Wir machen Silvesterpause und schließen ab Montag die Kommentarfunktion für ein paar Tage.
  • Ein flacher und dümmlicher geistiger Erguss wird nicht dadurch erheiternd oder gar substanzschwanger, dass er in der TAZ als Satire erscheint. Mir ist es nur möglich über Herrn Goldner zu lachen. Der Text selbst ist einfach nur unterirdisch. Aber für den interessierten Leser sei folgender Beitrag empfohlen: http://info-buddhismus.de/Colin_Goldner_Dalai_Lama_Gottkoenig_Wissenschaftsjournalist.html

    By the way: Wenn, wer auch immer, auch nur tendenziell Ähnliches über Herrn Goldner veröffentlichen würde, hätte er ruck zuck eine Abmahnung seiner Anwälte im Kasten. Da versteht Herr Goldner überhaupt keinen Spass....

  • Dass dieser im Ton plumpe, zwischen den Zeilen gehässige und inhaltlich ziemlich substanzlose Artikel ausgerechnet in der Rubrik "Satire" auftaucht - das amüsiert mich schon: Ein Hoch auf die Meinungsfreiheit! Der Autor verstand übrigens vor einigen Jahren überhaupt keinen Humor, als er eine buddhistische Fachzeitschrift in Österreich verklagte, weil sie ihn beinahe in derselben Sprache rezensierte, mit der Herr Goldner über den Dalai Lama und andere Intimfeinde her zog. Erfolglos: Die Bezeichnung "verblendeter Fanatiker" für den Autor des Buches "Dalai Lama - Fall eines Gottkönig" war juristisch nicht zu beanstanden.

     

    Sicher: Man muss nicht alles am Dalai Lama mögen. Aber dass Zorn giftig macht und Lachen gesund ist - mit derlei Statements kann ich mich durchaus anfreunden. (Ganz jenseits irgendwelcher 'religiösen Gefühle'.)

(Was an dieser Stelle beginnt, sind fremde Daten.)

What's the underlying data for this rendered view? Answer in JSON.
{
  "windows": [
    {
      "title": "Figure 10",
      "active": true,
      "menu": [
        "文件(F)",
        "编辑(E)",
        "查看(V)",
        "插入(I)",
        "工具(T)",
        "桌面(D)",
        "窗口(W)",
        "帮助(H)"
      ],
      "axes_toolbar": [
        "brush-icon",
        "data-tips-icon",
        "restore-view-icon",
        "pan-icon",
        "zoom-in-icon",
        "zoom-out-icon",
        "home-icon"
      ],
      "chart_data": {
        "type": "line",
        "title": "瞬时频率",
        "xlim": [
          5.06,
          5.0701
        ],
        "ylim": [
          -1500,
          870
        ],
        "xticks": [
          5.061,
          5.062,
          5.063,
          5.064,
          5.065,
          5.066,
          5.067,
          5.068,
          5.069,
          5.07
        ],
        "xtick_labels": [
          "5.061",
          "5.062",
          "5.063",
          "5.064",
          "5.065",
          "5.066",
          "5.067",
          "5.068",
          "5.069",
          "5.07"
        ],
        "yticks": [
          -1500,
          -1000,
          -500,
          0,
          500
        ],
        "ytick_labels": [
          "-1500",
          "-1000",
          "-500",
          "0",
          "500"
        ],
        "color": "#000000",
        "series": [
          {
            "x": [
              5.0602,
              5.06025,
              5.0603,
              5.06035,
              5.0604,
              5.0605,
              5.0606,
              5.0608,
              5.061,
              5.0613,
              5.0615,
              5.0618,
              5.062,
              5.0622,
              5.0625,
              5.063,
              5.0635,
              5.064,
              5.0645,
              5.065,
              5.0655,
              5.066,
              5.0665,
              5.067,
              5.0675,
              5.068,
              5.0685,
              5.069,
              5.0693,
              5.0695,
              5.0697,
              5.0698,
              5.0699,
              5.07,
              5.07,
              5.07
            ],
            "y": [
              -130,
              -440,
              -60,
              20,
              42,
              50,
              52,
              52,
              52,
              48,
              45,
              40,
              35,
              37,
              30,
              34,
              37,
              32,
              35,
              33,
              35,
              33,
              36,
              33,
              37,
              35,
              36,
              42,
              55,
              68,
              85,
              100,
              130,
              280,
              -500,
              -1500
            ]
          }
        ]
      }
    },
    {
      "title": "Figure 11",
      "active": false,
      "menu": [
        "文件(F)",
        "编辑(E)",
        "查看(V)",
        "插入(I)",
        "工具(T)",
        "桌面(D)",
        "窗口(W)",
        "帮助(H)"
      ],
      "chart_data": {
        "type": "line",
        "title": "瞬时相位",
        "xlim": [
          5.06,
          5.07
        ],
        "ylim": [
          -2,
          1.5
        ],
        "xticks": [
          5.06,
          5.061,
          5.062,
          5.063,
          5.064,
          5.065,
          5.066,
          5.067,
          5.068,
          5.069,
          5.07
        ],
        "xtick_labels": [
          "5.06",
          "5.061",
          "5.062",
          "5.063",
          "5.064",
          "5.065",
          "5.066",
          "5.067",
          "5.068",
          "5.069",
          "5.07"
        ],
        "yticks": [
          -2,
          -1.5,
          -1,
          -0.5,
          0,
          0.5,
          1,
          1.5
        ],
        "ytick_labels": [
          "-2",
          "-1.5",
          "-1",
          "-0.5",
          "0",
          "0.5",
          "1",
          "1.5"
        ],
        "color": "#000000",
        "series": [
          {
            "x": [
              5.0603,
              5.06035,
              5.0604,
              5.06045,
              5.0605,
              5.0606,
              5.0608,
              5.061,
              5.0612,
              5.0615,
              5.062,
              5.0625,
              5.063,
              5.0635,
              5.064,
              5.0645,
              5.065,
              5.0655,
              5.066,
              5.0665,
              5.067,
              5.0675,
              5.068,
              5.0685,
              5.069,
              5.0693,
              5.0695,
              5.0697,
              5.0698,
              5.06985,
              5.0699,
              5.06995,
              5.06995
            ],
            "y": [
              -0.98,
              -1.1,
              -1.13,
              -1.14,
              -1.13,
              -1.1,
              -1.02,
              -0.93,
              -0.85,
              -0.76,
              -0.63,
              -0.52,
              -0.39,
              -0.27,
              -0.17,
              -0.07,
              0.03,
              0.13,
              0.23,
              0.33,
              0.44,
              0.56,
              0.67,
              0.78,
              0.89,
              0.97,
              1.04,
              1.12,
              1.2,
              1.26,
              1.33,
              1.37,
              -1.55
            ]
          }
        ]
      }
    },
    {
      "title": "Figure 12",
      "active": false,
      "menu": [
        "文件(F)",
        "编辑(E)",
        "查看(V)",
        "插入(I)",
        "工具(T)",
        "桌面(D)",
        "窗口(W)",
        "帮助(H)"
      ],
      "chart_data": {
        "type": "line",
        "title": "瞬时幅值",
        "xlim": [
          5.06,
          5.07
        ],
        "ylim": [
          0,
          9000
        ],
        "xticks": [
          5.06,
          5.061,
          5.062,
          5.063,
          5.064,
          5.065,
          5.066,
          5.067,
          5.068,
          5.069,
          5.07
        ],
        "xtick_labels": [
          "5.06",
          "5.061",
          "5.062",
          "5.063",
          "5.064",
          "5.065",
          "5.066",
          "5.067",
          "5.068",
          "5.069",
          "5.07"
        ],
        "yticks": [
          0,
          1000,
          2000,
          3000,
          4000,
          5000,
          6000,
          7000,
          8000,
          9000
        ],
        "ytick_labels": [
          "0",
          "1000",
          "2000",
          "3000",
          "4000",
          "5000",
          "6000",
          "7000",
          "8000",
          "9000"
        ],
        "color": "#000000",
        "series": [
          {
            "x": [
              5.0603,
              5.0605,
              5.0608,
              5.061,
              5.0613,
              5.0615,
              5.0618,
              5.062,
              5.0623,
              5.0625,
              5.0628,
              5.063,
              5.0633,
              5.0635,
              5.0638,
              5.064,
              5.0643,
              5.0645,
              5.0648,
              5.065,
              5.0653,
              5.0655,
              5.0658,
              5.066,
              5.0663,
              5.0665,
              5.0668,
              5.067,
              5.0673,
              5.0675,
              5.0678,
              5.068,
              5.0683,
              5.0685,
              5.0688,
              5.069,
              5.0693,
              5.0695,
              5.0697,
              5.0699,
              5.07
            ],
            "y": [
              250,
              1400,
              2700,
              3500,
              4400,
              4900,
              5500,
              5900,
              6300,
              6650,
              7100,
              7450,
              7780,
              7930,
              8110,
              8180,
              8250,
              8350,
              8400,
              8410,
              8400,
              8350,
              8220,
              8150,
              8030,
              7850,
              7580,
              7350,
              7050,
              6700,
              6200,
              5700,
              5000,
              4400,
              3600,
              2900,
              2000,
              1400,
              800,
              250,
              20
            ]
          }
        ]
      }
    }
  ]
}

  • Gähn, das kennen wir doch schon...

    Bitte einen neuen Lieblingsfeind. wie wäre es mit den Minions? Die haben auch keine Haare, stehen auf diktatorische Strukturen, kichern blöd und alle haben sie lieb.

  • Dieser Artikel ist eine Zumutung. Auf die vielen inhaltlichen Fehler und billigen Vorurteile will ich hier gar nicht eingehen - dafür wäre der Platz hier nicht ausreichend.

    Auch dass er im gröbsten Maße religiöse Gefühle verletzt und auf dümmliche Weise auf den Traditionen und der Kultur anderer Völker herumtrampelt, will ich hier nicht thematisieren.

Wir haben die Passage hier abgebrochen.